### Preprocessing of the SST

In [1]:
import pandas as pd
from tqdm import tqdm_notebook
import sys
sys.path.append("..")
from torchtext import data
from torchtext import datasets

from sklearn.feature_extraction.text import CountVectorizer

In [2]:
!wget -nc --no-check-certificate https://nlp.stanford.edu/sentiment/trainDevTestTrees_PTB.zip .
!unzip trainDevTestTrees_PTB.zip
!mv trees/* .
!rm -r trees/
!rm *.zip
!touch __init__.py

--2020-02-17 17:20:34--  https://nlp.stanford.edu/sentiment/trainDevTestTrees_PTB.zip
Resolving nlp.stanford.edu (nlp.stanford.edu)... 171.64.67.140
Connecting to nlp.stanford.edu (nlp.stanford.edu)|171.64.67.140|:443... connected.
HTTP request sent, awaiting response... 200 OK
Length: 789539 (771K) [application/zip]
Saving to: ‘trainDevTestTrees_PTB.zip’


2020-02-17 17:20:36 (426 KB/s) - ‘trainDevTestTrees_PTB.zip’ saved [789539/789539]

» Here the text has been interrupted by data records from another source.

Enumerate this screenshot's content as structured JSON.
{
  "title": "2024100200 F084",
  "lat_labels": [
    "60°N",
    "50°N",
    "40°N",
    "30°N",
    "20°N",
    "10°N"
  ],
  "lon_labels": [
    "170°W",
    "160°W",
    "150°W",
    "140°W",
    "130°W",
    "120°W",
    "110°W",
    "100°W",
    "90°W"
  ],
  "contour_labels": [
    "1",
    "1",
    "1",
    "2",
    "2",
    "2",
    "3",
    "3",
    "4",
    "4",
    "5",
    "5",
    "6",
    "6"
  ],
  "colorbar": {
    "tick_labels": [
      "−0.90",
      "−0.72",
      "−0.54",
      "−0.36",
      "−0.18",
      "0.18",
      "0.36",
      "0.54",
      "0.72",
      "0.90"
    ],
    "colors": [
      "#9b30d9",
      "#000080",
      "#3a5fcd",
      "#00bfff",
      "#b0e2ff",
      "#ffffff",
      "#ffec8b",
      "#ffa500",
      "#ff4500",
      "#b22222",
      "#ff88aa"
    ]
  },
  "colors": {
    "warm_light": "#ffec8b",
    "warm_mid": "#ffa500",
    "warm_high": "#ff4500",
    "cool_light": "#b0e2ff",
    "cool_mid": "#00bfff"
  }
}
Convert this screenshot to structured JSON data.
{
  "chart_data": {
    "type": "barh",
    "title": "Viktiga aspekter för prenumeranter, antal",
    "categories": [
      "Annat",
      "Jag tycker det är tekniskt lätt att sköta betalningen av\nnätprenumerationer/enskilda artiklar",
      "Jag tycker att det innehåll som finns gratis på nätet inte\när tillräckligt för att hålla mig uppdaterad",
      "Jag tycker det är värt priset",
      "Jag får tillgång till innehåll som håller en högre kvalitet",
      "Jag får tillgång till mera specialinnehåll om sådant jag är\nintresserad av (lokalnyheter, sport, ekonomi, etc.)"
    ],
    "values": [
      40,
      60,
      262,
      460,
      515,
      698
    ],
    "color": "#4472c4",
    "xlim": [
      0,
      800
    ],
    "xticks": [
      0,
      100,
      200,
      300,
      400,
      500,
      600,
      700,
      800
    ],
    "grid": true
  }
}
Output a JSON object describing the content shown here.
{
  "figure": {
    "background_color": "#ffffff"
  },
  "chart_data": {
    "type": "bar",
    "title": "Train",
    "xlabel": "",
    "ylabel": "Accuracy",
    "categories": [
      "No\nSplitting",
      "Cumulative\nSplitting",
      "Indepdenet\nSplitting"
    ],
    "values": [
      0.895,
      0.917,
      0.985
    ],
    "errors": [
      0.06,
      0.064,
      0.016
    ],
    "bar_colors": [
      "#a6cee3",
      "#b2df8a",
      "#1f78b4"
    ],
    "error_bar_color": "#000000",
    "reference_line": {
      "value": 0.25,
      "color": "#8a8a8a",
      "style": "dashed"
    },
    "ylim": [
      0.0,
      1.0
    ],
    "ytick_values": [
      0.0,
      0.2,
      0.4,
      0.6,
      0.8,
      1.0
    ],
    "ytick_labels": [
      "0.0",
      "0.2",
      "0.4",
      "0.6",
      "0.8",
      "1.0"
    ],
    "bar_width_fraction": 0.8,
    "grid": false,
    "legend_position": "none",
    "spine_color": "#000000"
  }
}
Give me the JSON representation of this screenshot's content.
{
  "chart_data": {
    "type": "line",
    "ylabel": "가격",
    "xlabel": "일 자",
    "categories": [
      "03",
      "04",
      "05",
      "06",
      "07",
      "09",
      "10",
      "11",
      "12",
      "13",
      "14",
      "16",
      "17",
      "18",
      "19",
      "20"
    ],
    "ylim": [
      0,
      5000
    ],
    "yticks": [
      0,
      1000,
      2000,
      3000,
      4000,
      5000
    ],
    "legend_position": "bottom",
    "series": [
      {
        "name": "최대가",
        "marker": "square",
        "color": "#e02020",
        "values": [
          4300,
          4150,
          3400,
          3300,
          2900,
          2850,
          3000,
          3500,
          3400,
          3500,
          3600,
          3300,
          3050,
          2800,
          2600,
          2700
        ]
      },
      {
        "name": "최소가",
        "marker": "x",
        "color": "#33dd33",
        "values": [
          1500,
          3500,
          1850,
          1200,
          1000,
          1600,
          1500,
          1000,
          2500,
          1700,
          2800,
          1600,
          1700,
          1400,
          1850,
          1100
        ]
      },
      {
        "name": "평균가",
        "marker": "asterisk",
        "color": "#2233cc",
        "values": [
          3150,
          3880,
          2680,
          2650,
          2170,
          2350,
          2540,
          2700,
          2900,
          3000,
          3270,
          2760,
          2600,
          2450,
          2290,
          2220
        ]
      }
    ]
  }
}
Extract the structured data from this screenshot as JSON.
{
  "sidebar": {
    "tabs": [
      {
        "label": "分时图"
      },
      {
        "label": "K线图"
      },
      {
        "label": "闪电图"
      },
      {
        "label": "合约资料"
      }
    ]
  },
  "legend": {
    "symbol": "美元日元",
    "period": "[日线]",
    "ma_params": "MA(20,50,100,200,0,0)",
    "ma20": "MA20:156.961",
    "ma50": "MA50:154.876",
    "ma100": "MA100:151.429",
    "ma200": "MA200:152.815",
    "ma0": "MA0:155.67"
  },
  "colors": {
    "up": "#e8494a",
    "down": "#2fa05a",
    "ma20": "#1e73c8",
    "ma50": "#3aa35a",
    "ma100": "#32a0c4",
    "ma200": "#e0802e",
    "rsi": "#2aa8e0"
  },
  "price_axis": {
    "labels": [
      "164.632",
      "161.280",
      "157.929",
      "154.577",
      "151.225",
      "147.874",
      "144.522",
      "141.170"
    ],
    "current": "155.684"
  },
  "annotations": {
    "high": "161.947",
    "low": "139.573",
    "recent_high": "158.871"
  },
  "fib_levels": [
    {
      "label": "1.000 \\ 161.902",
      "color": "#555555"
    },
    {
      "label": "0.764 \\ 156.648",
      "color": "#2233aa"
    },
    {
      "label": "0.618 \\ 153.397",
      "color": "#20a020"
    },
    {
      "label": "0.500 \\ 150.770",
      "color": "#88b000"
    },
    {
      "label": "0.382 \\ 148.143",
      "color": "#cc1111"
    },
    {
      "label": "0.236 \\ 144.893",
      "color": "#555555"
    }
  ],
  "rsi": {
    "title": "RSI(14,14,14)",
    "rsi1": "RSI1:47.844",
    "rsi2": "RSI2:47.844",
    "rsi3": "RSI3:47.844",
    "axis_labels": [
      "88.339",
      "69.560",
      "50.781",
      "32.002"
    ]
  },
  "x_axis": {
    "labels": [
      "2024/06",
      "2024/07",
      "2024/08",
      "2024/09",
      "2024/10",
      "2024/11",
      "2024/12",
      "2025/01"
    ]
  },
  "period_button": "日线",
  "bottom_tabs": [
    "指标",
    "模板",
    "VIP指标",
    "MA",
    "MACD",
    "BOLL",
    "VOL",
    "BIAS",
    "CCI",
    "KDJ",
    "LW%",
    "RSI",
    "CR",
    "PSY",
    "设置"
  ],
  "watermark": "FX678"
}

--2020-02-17 17:20:36--  http://./
Resolving . (.)... failed: Name or service not known.
wget: unable to resolve host address ‘.’
FINISHED --2020-02-17 17:20:36--
Total wall clock time: 2.4s
Downloaded: 1 files, 771K in 1.8s (426 KB/s)
Archive:  trainDevTestTrees_PTB.zip
   creating: trees/
  inflating: trees/dev.txt           
  inflating: trees/test.txt          
  inflating: trees/train.txt         


In [3]:
import glob

files = glob.glob("*.txt")

files

['train.txt', 'dev.txt', 'test.txt']

In [4]:
import nltk
a = nltk.corpus.BracketParseCorpusReader("", "(train|dev|test)\.txt")

text = {}
labels = {}
keys = ['train', 'dev', 'test']
for k in keys :
    text[k] = [x.leaves() for x in a.parsed_sents(k+'.txt') if x.label() != '2']
    labels[k] = [int(x.label()) for x in a.parsed_sents(k+'.txt') if x.label() != '2']
    print(len(text[k]))
    
import spacy
nlp = spacy.load('en', disable=['parser', 'tagger', 'ner'])
import re

def tokenize(text) :
    text = " ".join(text)
    text = text.replace("-LRB-", '')
    text = text.replace("-RRB-", " ")
    text = re.sub(r'\W', ' ', text)
    text = re.sub(r'\s+', ' ', text)
    text = text.strip()
    tokens = " ".join([t.text.lower() for t in nlp(text)])
    return tokens

for k in keys :
    text[k] = [tokenize(t) for t in text[k]]    
    labels[k] = [1 if x >= 3 else 0 for x in labels[k]]

6920
872
1821


In [5]:
import pandas as pd
df_texts = []
df_labels = []
df_exp_split = []

for k in keys :
    df_texts += text[k]
    df_labels += labels[k]
    df_exp_split += [k]*len(text[k])
    
df = pd.DataFrame({'text' : df_texts, 'label' : df_labels, 'exp_split' : df_exp_split}) 

In [6]:
from preprocess_bc import cleaner

df["text"] = df["text"].apply(lambda x: " ".join(cleaner(x)))

In [7]:
df.head(10)

Unnamed: 0,exp_split,label,text
0,train,1,the rock is destined to be the qqq century s n...
1,train,1,the gorgeously elaborate continuation of the l...
2,train,1,singer composer bryan adams contributes a slew...
3,train,1,yet the act is still charming here
4,train,1,whether or not you re enlightened by any of de...
5,train,1,just the labour involved in creating the layer...
6,train,1,part of the charm of satin rouge is that it av...
7,train,1,a screenplay more ingeniously constructed than...
8,train,1,extreme ops exceeds expectations
9,train,1,good fun good action good acting good dialogue...


In [8]:
df.to_csv('sst_dataset.csv', index=False)

In [9]:
from preprocess_bc import extract_vocabulary_

word_to_ix = extract_vocabulary_(min_df = 1, dataframe = df)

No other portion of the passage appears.